Alsatia in London, was the name given to an area lying north of the River Thames covered by the Whitefriars monastery, to the south of the west end of Fleet Street and adjacent to the Temple. Between the fifteenth and seventeenth centuries it had the privilege of a sanctuary, except against a writ of the Lord Chief Justice or of the Lords of the Privy Council; and as a result it was the refuge of the perpetrators of every grade of crime, debauchery, and offence against the laws. The execution of a warrant there, if at any time practicable, was attended with great danger, as all united in a maintenance in common of the immunity of the place. It was one of the last places of sanctuary used in England, abolished by Act of Parliament named The Escape from Prison Act in 1697 and a further Act in 1723. Eleven other places in London were named in the Acts (The Minories, The Mint, Salisbury Court, Whitefriars, Fulwoods Rents, Mitre Court, Baldwins Gardens, The Savoy, The Clink, Deadmans Place, Montague Close, The Mint and Stepney).

Alsatia was named after the ancient name for Alsace, Europe, which was itself outside legislative and juridical lines, and, therefore, they were literally places without law. The name is thought to be a cant term for the area and is first known in print in the title of The Squire of Alsatia, a 1688 play written by Thomas Shadwell (?1642–1692).

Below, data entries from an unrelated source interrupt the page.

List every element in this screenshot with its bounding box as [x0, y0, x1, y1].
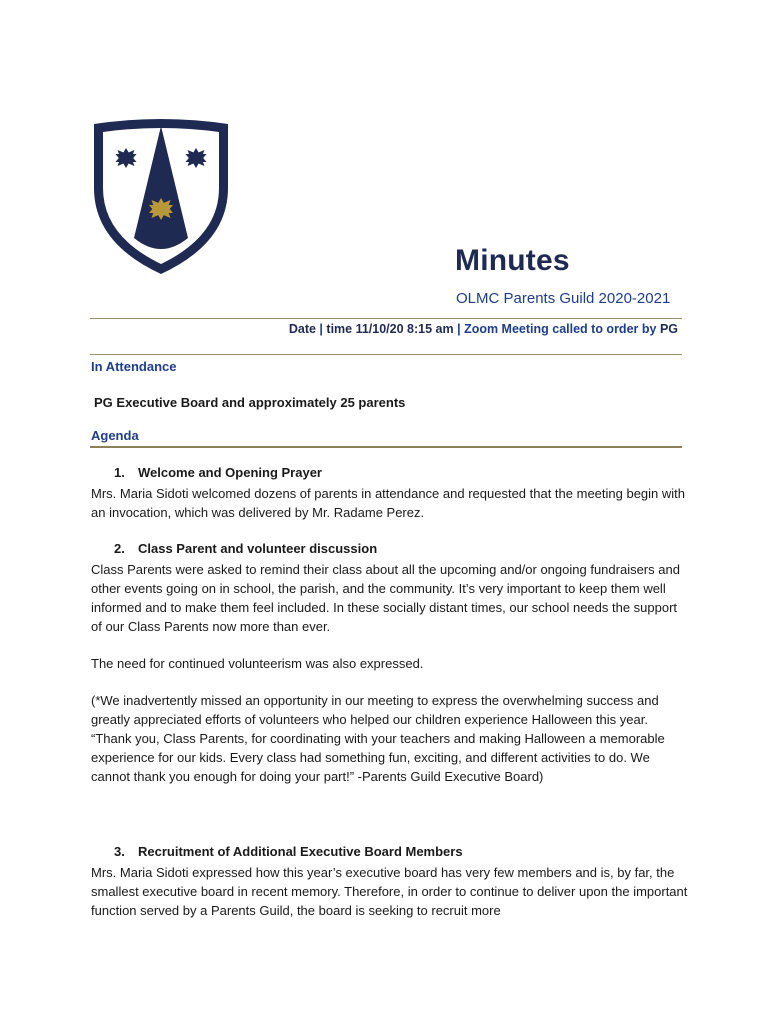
agenda-item-paragraph: Mrs. Maria Sidoti welcomed dozens of parents in attendance and requested that the meeting begin with an invocation, which was delivered by Mr. Radame Perez.: [91, 486, 686, 520]
date-separator: |: [319, 322, 323, 336]
agenda-item-label: Recruitment of Additional Executive Board Members: [138, 844, 463, 859]
agenda-item-number: 3.: [114, 844, 125, 859]
agenda-item-label: Welcome and Opening Prayer: [138, 465, 322, 480]
meeting-location: Zoom Meeting called to order by: [464, 322, 657, 336]
page-title: Minutes: [455, 244, 570, 277]
attendance-heading: In Attendance: [91, 359, 177, 374]
agenda-item-number: 1.: [114, 465, 125, 480]
date-label: Date: [288, 322, 316, 336]
location-separator: |: [457, 322, 461, 336]
agenda-divider: [90, 446, 682, 448]
agenda-item-number: 2.: [114, 541, 125, 556]
agenda-item-title: [114, 465, 322, 480]
attendance-text: PG Executive Board and approximately 25 parents: [94, 395, 406, 410]
dateline-divider: [90, 354, 682, 355]
header-divider: [90, 318, 682, 319]
agenda-item-paragraph: The need for continued volunteerism was also expressed.: [91, 656, 424, 671]
called-by: PG: [659, 322, 678, 336]
meeting-time: time 11/10/20 8:15 am: [326, 322, 454, 336]
agenda-item-paragraph: Mrs. Maria Sidoti expressed how this year’s executive board has very few members and is, by far, the smallest executive board in recent memory. Therefore, in order to continue to deliver upon the important function served by a Parents Guild, the board is seeking to recruit more: [91, 865, 688, 918]
agenda-heading: Agenda: [91, 428, 139, 443]
agenda-item-title: [114, 844, 463, 859]
agenda-item-title: [114, 541, 377, 556]
agenda-item-label: Class Parent and volunteer discussion: [138, 541, 378, 556]
agenda-item-note: (*We inadvertently missed an opportunity in our meeting to express the overwhelming success and greatly appreciated efforts of volunteers who helped our children experience Halloween this year. “Thank you, Class Parents, for coordinating with your teachers and making Halloween a memorable experience for our kids. Every class had something fun, exciting, and different activities to do. We cannot thank you enough for doing your part!” -Parents Guild Executive Board): [91, 693, 665, 784]
page-subtitle: OLMC Parents Guild 2020-2021: [456, 290, 671, 307]
agenda-item-paragraph: Class Parents were asked to remind their class about all the upcoming and/or ongoing fundraisers and other events going on in school, the parish, and the community. It’s very important to keep them well informed and to make them feel included. In these socially distant times, our school needs the support of our Class Parents now more than ever.: [91, 562, 680, 634]
school-crest-logo: [90, 118, 232, 276]
meeting-dateline: [289, 322, 678, 336]
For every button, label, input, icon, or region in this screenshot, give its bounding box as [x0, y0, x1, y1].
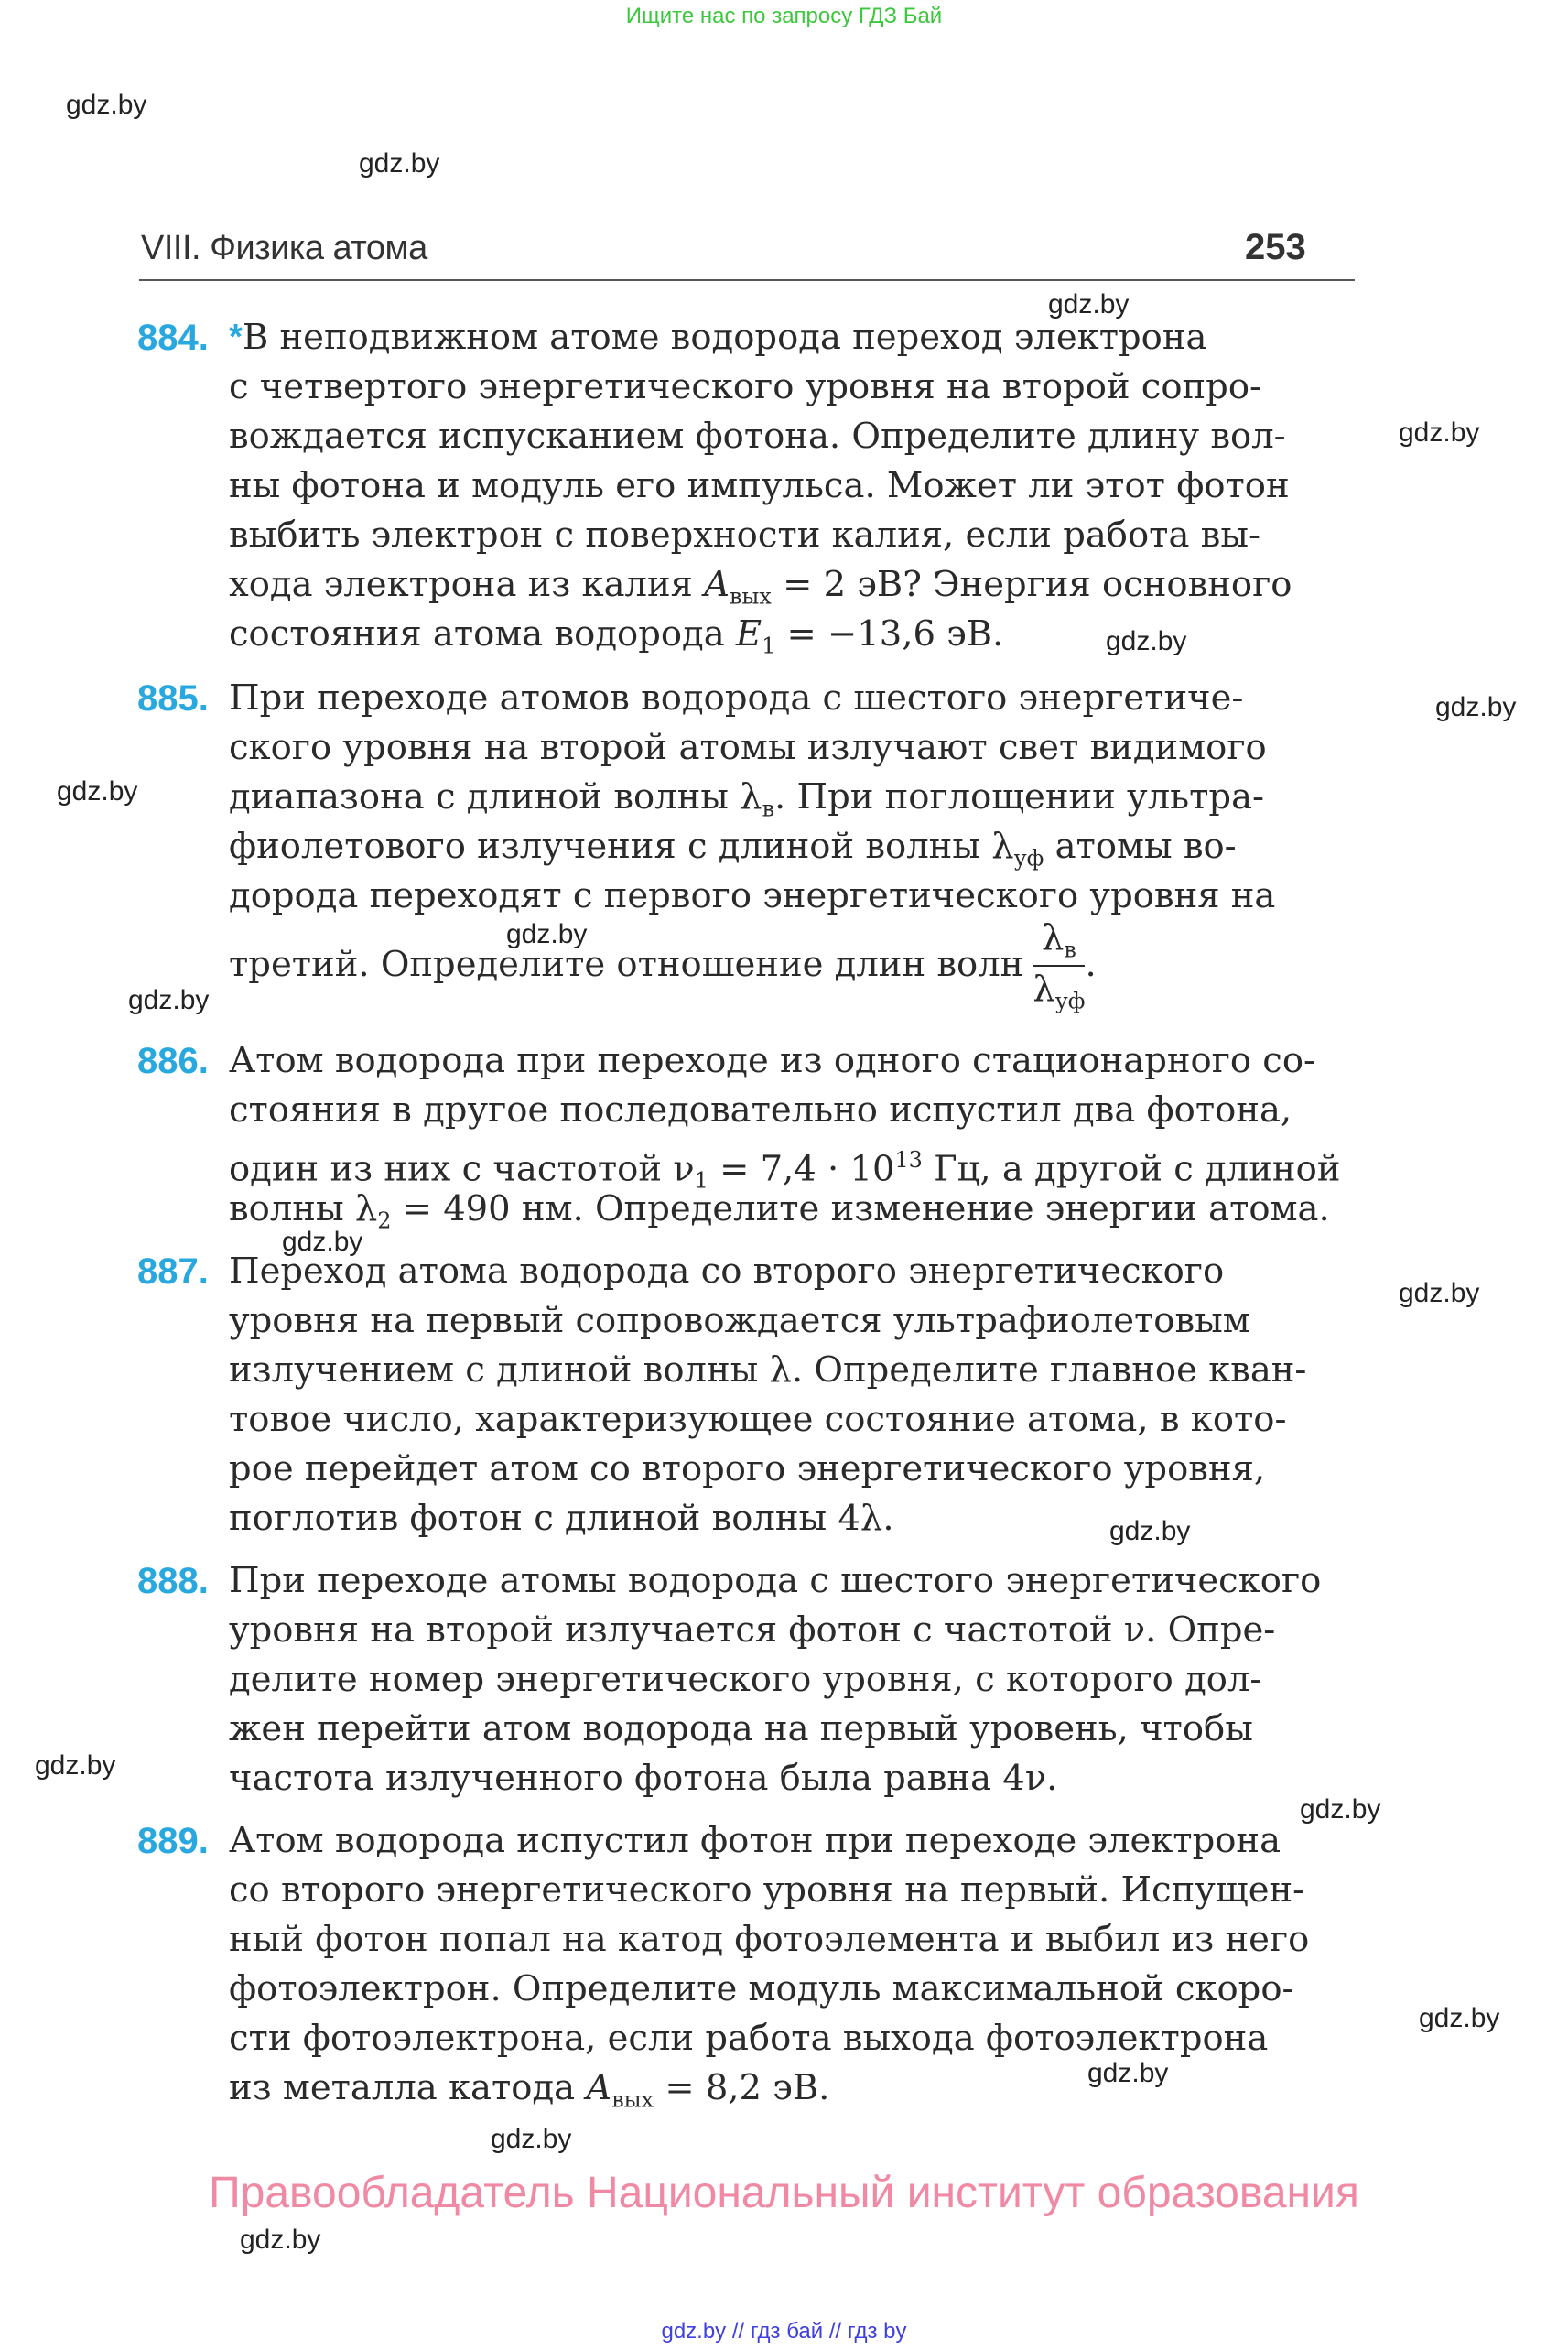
- problem-text: [229, 1556, 1355, 1803]
- text-run: Атом водорода испустил фотон при переходе электрона: [229, 1820, 1281, 1861]
- watermark: gdz.by: [1048, 289, 1130, 319]
- text-run: частота излученного фотона была равна 4ν.: [229, 1758, 1058, 1799]
- subscript: вых: [611, 2086, 654, 2113]
- text-run: сти фотоэлектрона, если работа выхода фотоэлектрона: [229, 2018, 1269, 2059]
- subscript: 1: [694, 1167, 708, 1194]
- problem-text: [229, 313, 1355, 659]
- text-run: В неподвижном атоме водорода переход электрона: [242, 317, 1207, 358]
- problem-number: 884.: [137, 318, 209, 358]
- text-run: = 490 нм. Определите изменение энергии атома.: [391, 1188, 1330, 1229]
- text-run: Гц, а другой с длиной: [922, 1148, 1341, 1190]
- text-line: [229, 872, 1355, 921]
- text-line: [229, 511, 1355, 560]
- watermark: gdz.by: [1435, 692, 1517, 722]
- text-run: Атом водорода при переходе из одного стационарного со-: [229, 1040, 1316, 1081]
- text-line: [229, 610, 1355, 659]
- text-run: с четвертого энергетического уровня на второй сопро-: [229, 366, 1262, 407]
- problem-number: 887.: [137, 1251, 209, 1292]
- text-line: [229, 1036, 1355, 1086]
- variable: A: [586, 2067, 612, 2108]
- text-run: λ: [1033, 969, 1055, 1011]
- watermark: gdz.by: [1109, 1516, 1191, 1546]
- text-line: [229, 1816, 1355, 1866]
- problem-text: [229, 1247, 1355, 1543]
- text-line: [229, 917, 1355, 1014]
- subscript: в: [762, 796, 775, 822]
- text-line: [229, 1866, 1355, 1915]
- text-run: дорода переходят с первого энергетического уровня на: [229, 875, 1276, 916]
- variable: A: [704, 564, 730, 605]
- watermark: gdz.by: [1106, 626, 1187, 656]
- text-line: [229, 2063, 1355, 2113]
- watermark: gdz.by: [1087, 2058, 1169, 2088]
- text-line: [229, 1705, 1355, 1754]
- subscript: вых: [730, 583, 772, 610]
- text-line: [229, 1606, 1355, 1655]
- header-divider: [139, 279, 1355, 281]
- text-line: [229, 1556, 1355, 1606]
- text-run: атомы во-: [1044, 826, 1237, 867]
- text-line: [229, 1965, 1355, 2014]
- text-line: [229, 1754, 1355, 1803]
- text-run: вождается испусканием фотона. Определите длину вол-: [229, 416, 1286, 457]
- text-run: один из них с частотой ν: [229, 1148, 695, 1190]
- top-search-note[interactable]: Ищите нас по запросу ГДЗ Бай: [625, 4, 943, 28]
- text-run: фотоэлектрон. Определите модуль максимальной скоро-: [229, 1968, 1294, 2009]
- text-run: ный фотон попал на катод фотоэлемента и выбил из него: [229, 1919, 1310, 1960]
- text-line: [229, 1086, 1355, 1135]
- text-run: уровня на первый сопровождается ультрафиолетовым: [229, 1300, 1250, 1341]
- watermark: gdz.by: [1399, 1278, 1480, 1308]
- problem-number: 885.: [137, 678, 209, 719]
- text-run: λ: [1041, 917, 1065, 958]
- text-run: = −13,6 эВ.: [775, 613, 1004, 655]
- subscript: 1: [762, 633, 776, 659]
- watermark: gdz.by: [240, 2225, 321, 2255]
- text-line: [229, 773, 1355, 822]
- text-line: [229, 560, 1355, 610]
- problem-text: [229, 1816, 1355, 2113]
- subscript: уф: [1013, 845, 1044, 872]
- text-run: При переходе атомов водорода с шестого энергетиче-: [229, 677, 1244, 719]
- text-run: Переход атома водорода со второго энергетического: [229, 1251, 1225, 1292]
- text-run: состояния атома водорода: [229, 613, 736, 655]
- text-run: ны фотона и модуль его импульса. Может ли этот фотон: [229, 465, 1290, 506]
- problem-number: 888.: [137, 1561, 209, 1601]
- watermark: gdz.by: [35, 1750, 116, 1781]
- watermark: gdz.by: [1419, 2003, 1500, 2033]
- text-run: поглотив фотон с длиной волны 4λ.: [229, 1498, 894, 1539]
- text-run: хода электрона из калия: [229, 564, 705, 605]
- text-run: = 7,4 · 10: [708, 1148, 895, 1190]
- text-line: [229, 412, 1355, 461]
- text-line: [229, 1185, 1355, 1234]
- text-run: фиолетового излучения с длиной волны λ: [229, 826, 1014, 867]
- text-line: [229, 1445, 1355, 1494]
- text-run: со второго энергетического уровня на первый. Испущен-: [229, 1869, 1305, 1911]
- text-run: делите номер энергетического уровня, с которого дол-: [229, 1659, 1262, 1700]
- problem-text: [229, 1036, 1355, 1234]
- asterisk-mark: *: [229, 318, 243, 357]
- watermark: gdz.by: [491, 2124, 572, 2154]
- watermark: gdz.by: [128, 985, 210, 1015]
- text-run: из металла катода: [229, 2067, 587, 2108]
- text-run: = 8,2 эВ.: [654, 2067, 830, 2108]
- text-line: [229, 2014, 1355, 2063]
- text-line: [229, 461, 1355, 511]
- text-line: [229, 1494, 1355, 1543]
- copyright-notice: Правообладатель Национальный институт образования: [209, 2169, 1359, 2217]
- text-run: = 2 эВ? Энергия основного: [771, 564, 1292, 605]
- text-run: рое перейдет атом со второго энергетического уровня,: [229, 1448, 1266, 1489]
- problem-text: [229, 674, 1355, 1014]
- text-line: [229, 1135, 1355, 1194]
- watermark: gdz.by: [282, 1227, 363, 1257]
- text-run: ского уровня на второй атомы излучают свет видимого: [229, 727, 1267, 768]
- text-line: [229, 1346, 1355, 1395]
- chapter-title: VIII. Физика атома: [141, 229, 427, 267]
- watermark: gdz.by: [66, 90, 147, 120]
- text-line: [229, 363, 1355, 412]
- watermark: gdz.by: [1399, 417, 1480, 448]
- text-line: [229, 674, 1355, 723]
- text-line: [229, 1247, 1355, 1296]
- subscript: 2: [377, 1207, 392, 1234]
- text-run: . При поглощении ультра-: [774, 776, 1265, 818]
- fraction-numerator: [1033, 917, 1085, 967]
- text-line: [229, 723, 1355, 773]
- superscript: 13: [894, 1147, 923, 1173]
- problem-number: 889.: [137, 1821, 209, 1861]
- fraction-denominator: [1033, 967, 1085, 1013]
- text-run: При переходе атомы водорода с шестого энергетического: [229, 1560, 1322, 1601]
- text-line: [229, 1395, 1355, 1445]
- text-run: жен перейти атом водорода на первый уровень, чтобы: [229, 1708, 1253, 1749]
- text-run: волны λ: [229, 1188, 378, 1229]
- text-run: стояния в другое последовательно испустил два фотона,: [229, 1089, 1292, 1131]
- subscript: в: [1064, 937, 1076, 963]
- text-line: [229, 313, 1355, 363]
- text-run: третий. Определите отношение длин волн: [229, 944, 1024, 986]
- text-run: выбить электрон с поверхности калия, если работа вы-: [229, 514, 1260, 556]
- text-run: диапазона с длиной волны λ: [229, 776, 762, 818]
- text-run: товое число, характеризующее состояние атома, в кото-: [229, 1399, 1287, 1440]
- text-run: уровня на второй излучается фотон с частотой ν. Опре-: [229, 1609, 1276, 1651]
- text-line: [229, 1915, 1355, 1965]
- footer-links[interactable]: gdz.by // гдз бай // гдз by: [661, 2319, 907, 2344]
- watermark: gdz.by: [57, 776, 138, 807]
- text-line: [229, 822, 1355, 872]
- watermark: gdz.by: [1300, 1794, 1381, 1825]
- variable: E: [735, 613, 762, 655]
- watermark: gdz.by: [359, 148, 440, 179]
- text-line: [229, 1296, 1355, 1346]
- watermark: gdz.by: [506, 919, 588, 949]
- text-line: [229, 1655, 1355, 1705]
- text-run: излучением с длиной волны λ. Определите главное кван-: [229, 1349, 1307, 1391]
- page-number: 253: [1245, 227, 1306, 267]
- problem-number: 886.: [137, 1041, 209, 1081]
- text-run: .: [1085, 944, 1097, 986]
- wavelength-ratio-fraction: [1033, 917, 1086, 1014]
- subscript: уф: [1054, 988, 1086, 1014]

The name was used into the 20th century as a term for a ramshackle marketplace, "protected by ancient custom and the independence of their patrons".

As of 2007, the word is still in use among the English judiciary with the meaning of a place where the law cannot reach: "In setting up the Serious Organised Crime Agency, the state has set out to create an Alsatia - a region of executive action free of judicial oversight," Lord Justice Sedley in UMBS v SOCA 2007[1].